Keizer Constantijn begon zelf een reeks maatregelen te implementeren en op te volgen die hij nodig achtte. In een reeks brieven aan zijn staatsfunctionarissen in verschillende gebieden van de Romeinse geografie, gaf Constantijn uitdrukkelijke instructies met als doel de teruggave van zijn burgerschapsrechten.
In het jaar 313 bijvoorbeeld, werd in een brief aan Anulinus, de proconsul van Afrika, gevraagd om teruggave van kerkelijke eigendommen.
Later, in een andere brief aan Anulinus zelf, bracht de keizer hem op de hoogte van zijn besluit om de katholieke kerk te bevrijden van het betalen van belastingen. Hiermee wilde hij dat ze genoeg middelen zouden hebben om hun bediening bij te wonen.

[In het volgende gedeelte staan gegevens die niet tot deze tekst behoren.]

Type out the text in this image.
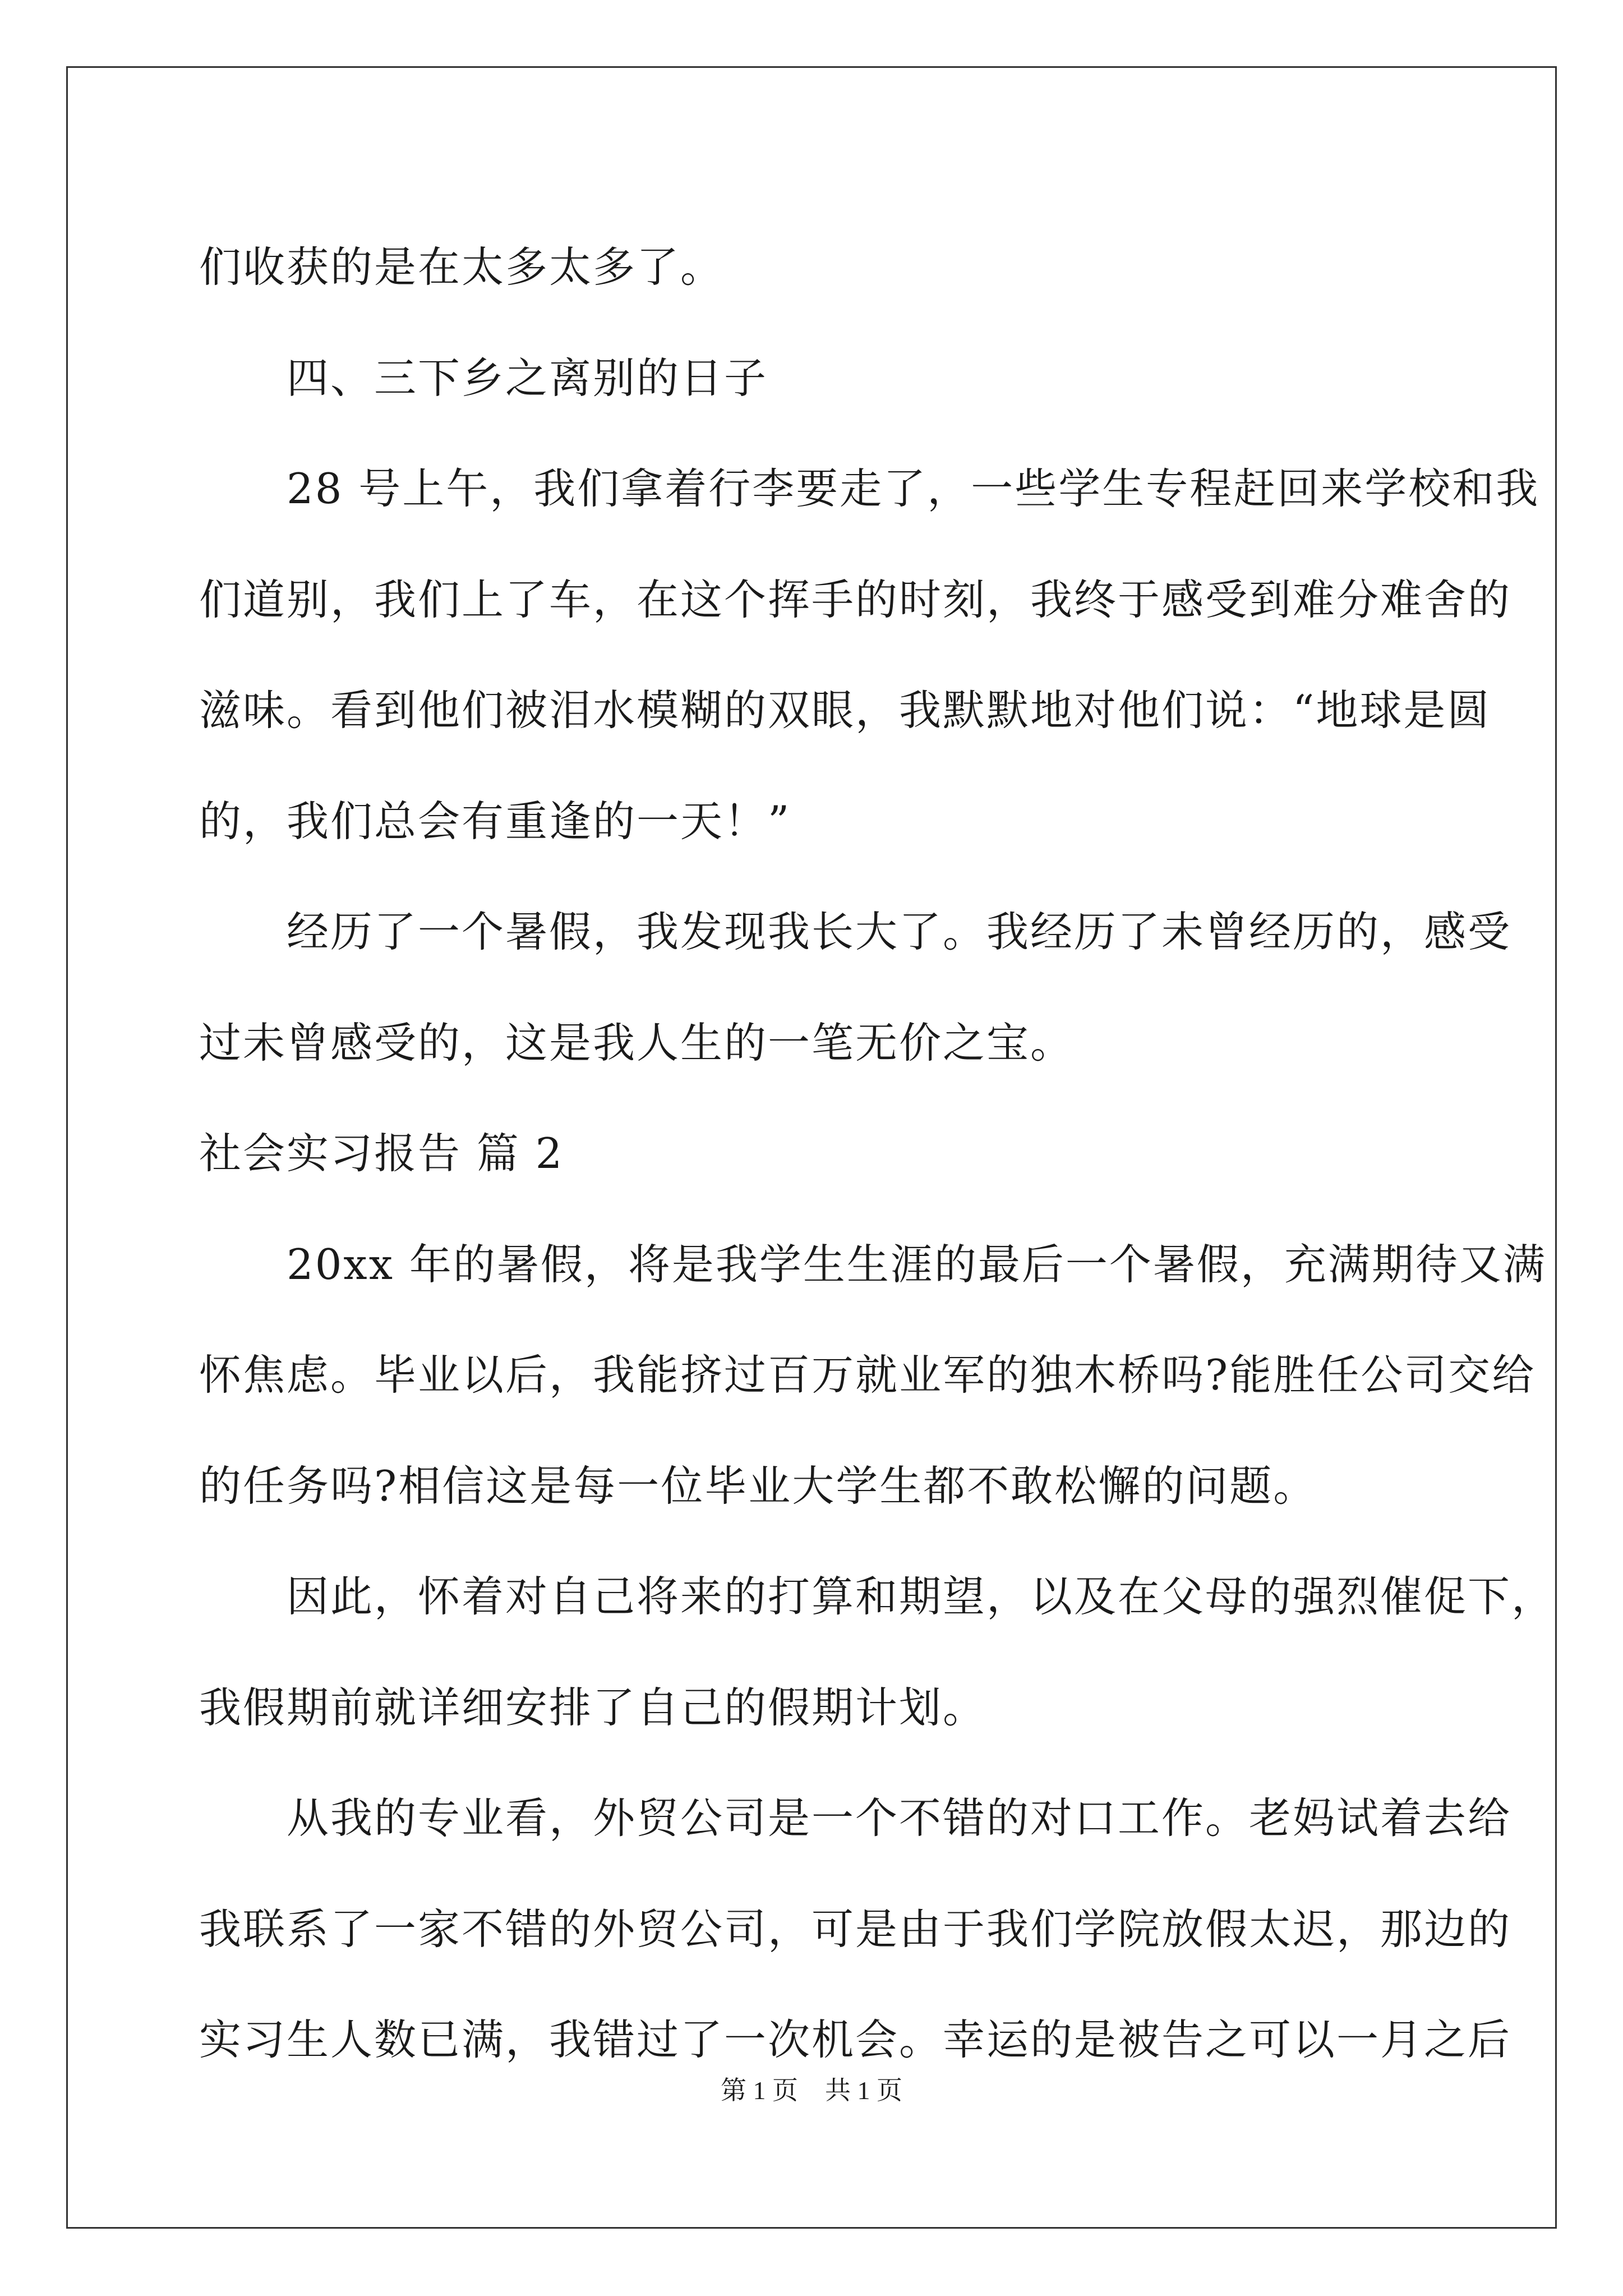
们收获的是在太多太多了。
　　四、三下乡之离别的日子
　　28 号上午，我们拿着行李要走了，一些学生专程赶回来学校和我
们道别，我们上了车，在这个挥手的时刻，我终于感受到难分难舍的
滋味。看到他们被泪水模糊的双眼，我默默地对他们说：“地球是圆
的，我们总会有重逢的一天！”
　　经历了一个暑假，我发现我长大了。我经历了未曾经历的，感受
过未曾感受的，这是我人生的一笔无价之宝。
社会实习报告 篇 2
　　20xx 年的暑假，将是我学生生涯的最后一个暑假，充满期待又满
怀焦虑。毕业以后，我能挤过百万就业军的独木桥吗?能胜任公司交给
的任务吗?相信这是每一位毕业大学生都不敢松懈的问题。
　　因此，怀着对自己将来的打算和期望，以及在父母的强烈催促下，
我假期前就详细安排了自己的假期计划。
　　从我的专业看，外贸公司是一个不错的对口工作。老妈试着去给
我联系了一家不错的外贸公司，可是由于我们学院放假太迟，那边的
实习生人数已满，我错过了一次机会。幸运的是被告之可以一月之后
第 1 页 共 1 页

In brieven aan andere functionarissen beval Constantijn zowel militaire als economische beschermingsmaatregelen voor christelijke prelaten.
Evenzo, om de ontwikkeling van het christendom te bevorderen, beval hij de locatie en heropvoeding van persoonlijkheden en groepen die tegen de nu officiële religie van Rome waren.
Evenzo nam hij actief deel aan de interne klachten van de christenen. Dit kwam voort uit de groepen die verschillende interpretaties van de heilige boeken hadden.
Op deze manier werd de stopzetting van de vervolgingen tegen christenen in het Romeinse Rijk een duidelijke en blijvende toenadering tussen de staat en de kerk.
Referenties
- Alija Fernández, RA (2011). Vervolging als misdaad tegen de menselijkheid. Barcelona: Publicaties en edities van de Universiteit van Barcelona.
- Patiño Franco, JU (2001). Geschiedenis van de kerk - I. Madrid: Redactie San Pablo.
- Carbó, JR (2017). Het edict van Milaan. Interdisciplinaire perspectieven. Genomen uit unav.edu.
- National Geographic. (2012, 8 november). Theodosius I de Grote en de triomf van het christendom. Overgenomen van nationalgeographic.com.es.
- Alarcón, ML (1987). Juridische dimensies van de religieuze factor: studies ter ere van professor López Alarcón. Murcia: secretariaat voor publicaties en wetenschappelijke uitwisseling.